In a recent interview, Hong Kong’s health minister, Professor Lo Chung-mau, suggested that disapproving stares from the public could discourage smokers from lighting up in public places. This suggestion has sparked a debate, with some people believing that it could be an effective way to reduce smoking rates, while others are skeptical.

There is some evidence to suggest that disapproving stares can be effective in discouraging smoking. For example, a study in Singapore found that smokers who were stared at by others were more likely to put out their cigarettes and leave the area. However, it is important to note that this study was conducted in a specific cultural context, and it is not clear whether the results would be replicated in other settings.

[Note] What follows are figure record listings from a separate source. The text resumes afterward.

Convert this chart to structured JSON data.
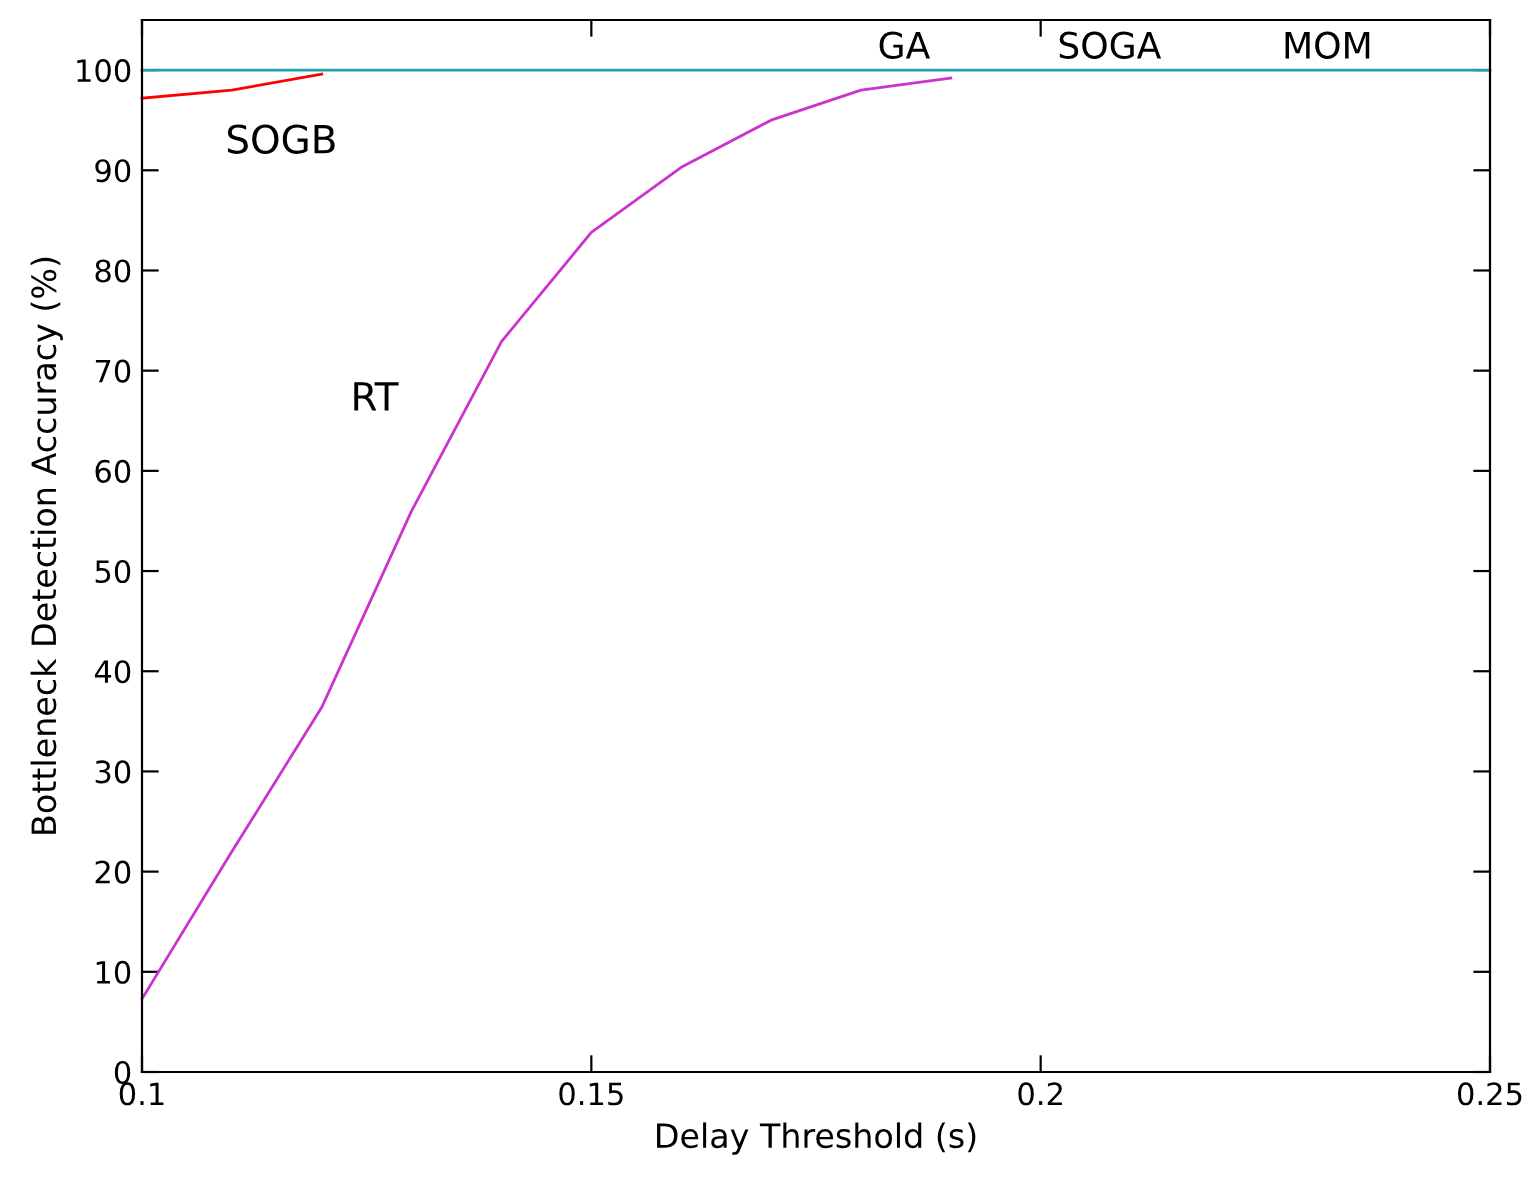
{
  "chart_data": {
    "type": "line",
    "xlabel": "Delay Threshold (s)",
    "ylabel": "Bottleneck Detection Accuracy (%)",
    "x": [
      0.1,
      0.11,
      0.12,
      0.13,
      0.14,
      0.15,
      0.16,
      0.17,
      0.18,
      0.19,
      0.2,
      0.21,
      0.22,
      0.23,
      0.24,
      0.25
    ],
    "series": [
      {
        "name": "SOGB",
        "color": "#ff0000",
        "values": [
          97.2,
          98,
          99.6,
          null,
          null,
          null,
          null,
          null,
          null,
          null,
          null,
          null,
          null,
          null,
          null,
          null
        ]
      },
      {
        "name": "RT",
        "color": "#cc33cc",
        "values": [
          7.3,
          22,
          36.4,
          56,
          72.9,
          83.8,
          90.3,
          95,
          98,
          99.2,
          null,
          null,
          null,
          null,
          null,
          null
        ]
      },
      {
        "color": "#20a0b0",
        "values": [
          100,
          100,
          100,
          100,
          100,
          100,
          100,
          100,
          100,
          100,
          100,
          100,
          100,
          100,
          100,
          100
        ]
      }
    ],
    "annotations": [
      {
        "text": "GA",
        "x": 0.18,
        "y": 100
      },
      {
        "text": "SOGA",
        "x": 0.2,
        "y": 100
      },
      {
        "text": "MOM",
        "x": 0.225,
        "y": 100
      }
    ],
    "xlim": [
      0.1,
      0.25
    ],
    "ylim": [
      0,
      105
    ],
    "xticks": [
      0.1,
      0.15,
      0.2,
      0.25
    ],
    "yticks": [
      0,
      10,
      20,
      30,
      40,
      50,
      60,
      70,
      80,
      90,
      100
    ],
    "grid": false,
    "legend": false
  }
}
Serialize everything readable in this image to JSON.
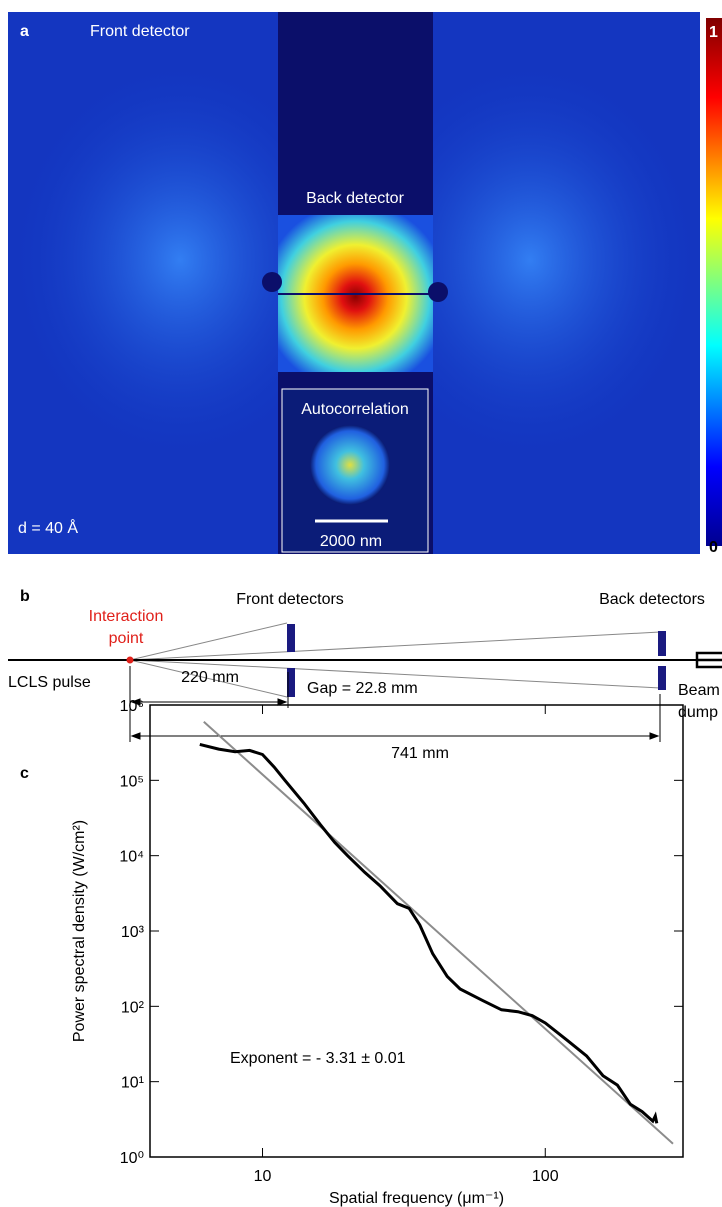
{
  "panel_a": {
    "label": "a",
    "front": "Front detector",
    "back": "Back detector",
    "inset": "Autocorrelation",
    "scale": "2000 nm",
    "distance": "d = 40 Å",
    "colorbar_max": "1",
    "colorbar_min": "0"
  },
  "panel_b": {
    "label": "b",
    "interaction": [
      "Interaction",
      "point"
    ],
    "front": "Front detectors",
    "back": "Back detectors",
    "pulse": "LCLS pulse",
    "front_distance": "220 mm",
    "gap": "Gap = 22.8 mm",
    "back_distance": "741 mm",
    "dump": [
      "Beam",
      "dump"
    ]
  },
  "chart_data": {
    "type": "line",
    "panel_label": "c",
    "xlabel": "Spatial frequency (μm⁻¹)",
    "ylabel": "Power spectral density (W/cm²)",
    "annotation": "Exponent = - 3.31 ± 0.01",
    "xscale": "log",
    "yscale": "log",
    "xlim": [
      4,
      307
    ],
    "ylim": [
      1,
      1000000
    ],
    "xticks": [
      10,
      100
    ],
    "yticks": [
      {
        "value": 1,
        "label": "10⁰"
      },
      {
        "value": 10,
        "label": "10¹"
      },
      {
        "value": 100,
        "label": "10²"
      },
      {
        "value": 1000,
        "label": "10³"
      },
      {
        "value": 10000,
        "label": "10⁴"
      },
      {
        "value": 100000,
        "label": "10⁵"
      },
      {
        "value": 1000000,
        "label": "10⁶"
      }
    ],
    "series": [
      {
        "color": "#000000",
        "x": [
          6,
          7,
          8,
          9,
          10,
          11,
          12,
          14,
          16,
          18,
          20,
          23,
          26,
          30,
          33,
          36,
          40,
          45,
          50,
          60,
          70,
          80,
          90,
          100,
          120,
          140,
          160,
          180,
          200,
          220,
          240,
          245,
          248
        ],
        "values": [
          300000,
          260000,
          240000,
          250000,
          220000,
          150000,
          100000,
          50000,
          26000,
          15000,
          10000,
          6000,
          4000,
          2300,
          2000,
          1200,
          500,
          250,
          170,
          120,
          90,
          85,
          75,
          60,
          35,
          22,
          12,
          9,
          5,
          4,
          3,
          3.5,
          2.8
        ]
      },
      {
        "color": "#8c8c8c",
        "x": [
          6.2,
          283
        ],
        "values": [
          600000,
          1.5
        ]
      }
    ]
  }
}
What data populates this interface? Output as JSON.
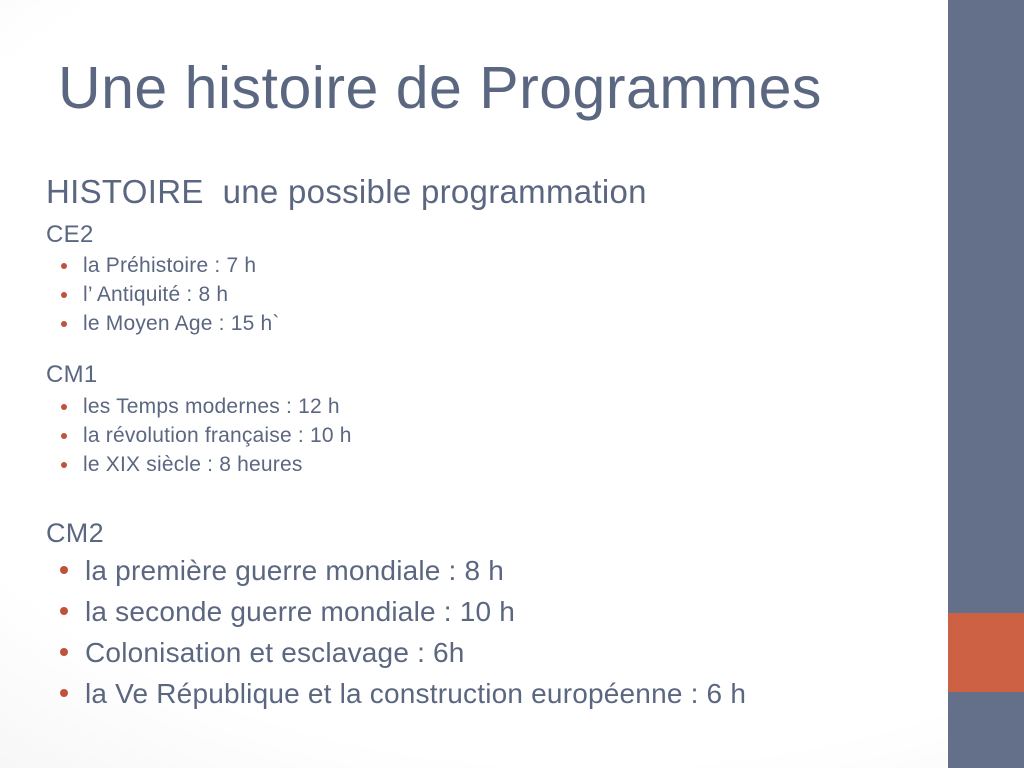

There are also some potential drawbacks to using disapproving stares to discourage smoking. For example, some people might feel uncomfortable or even harassed if they are stared at by others. Additionally, it is not clear how effective disapproving stares would be in the long term. Some smokers might simply ignore the stares, while others might become more defensive and resistant to quitting.

Ultimately, the effectiveness of disapproving stares in discouraging smoking is still unknown. More research is needed to determine whether this approach is a viable way to reduce smoking rates.

In the meantime, there are other evidence-based strategies that can be used to discourage smoking. These include:

  • Increasing the price of cigarettes
  • Banning smoking in public places
  • Running public awareness campaigns about the dangers of smoking
  • Providing smokers with help to quit smoking

By implementing a combination of these strategies, it is possible to create a more smoke-free environment.